By promoting individual behaviour change, downstream social marketing campaigns risk reinforcing the impression that consumers themselves are responsible for their own choices, irrespective of the powerful stimuli that promote and reinforce these. Furthermore, individually oriented actions deflect attention from the companies manufacturing, distributing and marketing products known to cause harmful social and health problems and imply these cannot (and perhaps should not) be held responsible for their products’ effects. Efforts to relocate responsibility back to these corporations thus require environmental changes that both recognise and ameliorate the influence marketing stimuli exert.
Is this just tobacco and maybe alcohol?
For example, McDonald’s and Coca Cola have undertaken extensive sponsorship of sporting events, from major international gatherings such as the Olympic Games and FIFA World Cup right through to smaller local activities, such as support of junior football codes. These activities indicate their endorsement of sporting activity and exercise, which is clearly part of a healthy lifestyle for all individuals. However, it also supports their claim that no foods are “unhealthy”, that a sensible diet has room for “treat” foods, just as it should also include “everyday” foods, and that the way to enable inclusion of these treat foods is to undertake sufficient exercise. Individuals, therefore, need to manage their diets so these represent an appropriate balance of foods.
This reasoning has a powerful intuitive logic and few would deny individuals have an important role in selecting the foods they consume. However, this argument overlooks entirely the role food companies have in shaping individuals’ food environments.
And individual choice?
…far from limiting individuals’ freedoms, regulation shaping consumers’ choice contexts is actually the means of liberating those environments, thus enabling them to make free choices. Only by balancing environments so the voices of public health are not overwhelmed by the cacophony of commerce can individuals begin to make choices that are in their long-term interests. Without regulation to create these more even choice contexts, consumers faced with unremitting commercial stimuli are, understandably, likely to be swayed by these rather than longer-term social or health interests.

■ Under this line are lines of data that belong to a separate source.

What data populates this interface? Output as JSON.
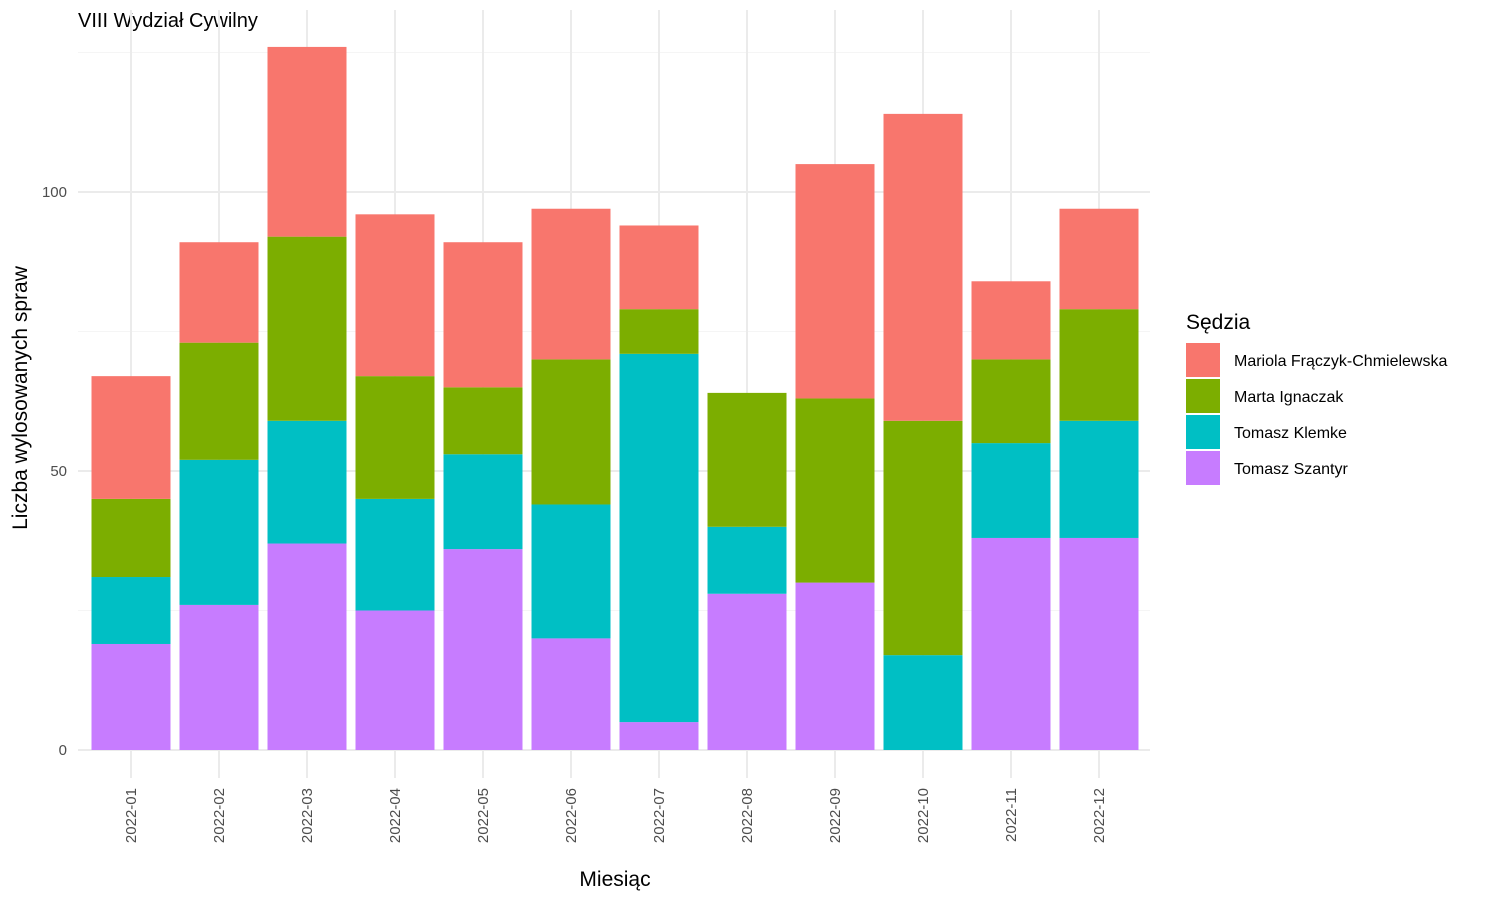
{
  "chart_data": {
    "type": "bar",
    "stacked": true,
    "title": "VIII Wydział Cywilny",
    "xlabel": "Miesiąc",
    "ylabel": "Liczba wylosowanych spraw",
    "ylim": [
      0,
      128
    ],
    "yticks": [
      0,
      50,
      100
    ],
    "grid": true,
    "legend": {
      "title": "Sędzia",
      "position": "right"
    },
    "categories": [
      "2022-01",
      "2022-02",
      "2022-03",
      "2022-04",
      "2022-05",
      "2022-06",
      "2022-07",
      "2022-08",
      "2022-09",
      "2022-10",
      "2022-11",
      "2022-12"
    ],
    "series": [
      {
        "name": "Mariola Frączyk-Chmielewska",
        "color": "#F8766D",
        "values": [
          22,
          18,
          34,
          29,
          26,
          27,
          15,
          0,
          42,
          55,
          14,
          18
        ]
      },
      {
        "name": "Marta Ignaczak",
        "color": "#7CAE00",
        "values": [
          14,
          21,
          33,
          22,
          12,
          26,
          8,
          24,
          33,
          42,
          15,
          20
        ]
      },
      {
        "name": "Tomasz Klemke",
        "color": "#00BFC4",
        "values": [
          12,
          26,
          22,
          20,
          17,
          24,
          66,
          12,
          0,
          17,
          17,
          21
        ]
      },
      {
        "name": "Tomasz Szantyr",
        "color": "#C77CFF",
        "values": [
          19,
          26,
          37,
          25,
          36,
          20,
          5,
          28,
          30,
          0,
          38,
          38
        ]
      }
    ]
  }
}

The Ministry of Freedom could maybe be in charge of making sure the choice context is just right.
In a paper section entitled “Tobacco control – daring to dream”, they note how regulatory policies denormalizing tobacco use made downstream social anti-smoking campaigns more effective; this is meant to serve as example for the effectiveness of this partnered approach for other industries.
If high-risk behaviours such as smoking, excessive alcohol consumption and consumption of high fat, salt and sugar foods are to change, social marketers need to recognise, then manage, the environmental determinants of risk behaviour. This implies that they explore upstream measures and work alongside public health researchers to create a context where downstream interventions may flourish.  Jochelson (2006) summarised this approach when she argued that: “Legislation brings about change that individuals on their own cannot, and sets new standards for the public good”. Because upstream measures affect the environments that shape and support behaviour, they should be regarded not as constraints diminishing voluntary behaviour but instead as the pre-requisites enabling full and free choices.
It’s like the No Logo movement has bred with the public health movement. Count Chocula should be worried; his days may be numbered.
It’s at least mildly amusing that Jones, who views people as massively subject to advertising in their roles as shoppers, seems to dismiss that voters’ preferences might be corrupted by shonky cost of illness studies.
At least I have a frameworkfor why I worry a lot more about the latter than the former: individuals bear the costs of getting things wrong in their shopping decisions and so pay a bit more attention there than they do when weighing up political choices where each vote has only a trivial chance of changing anything.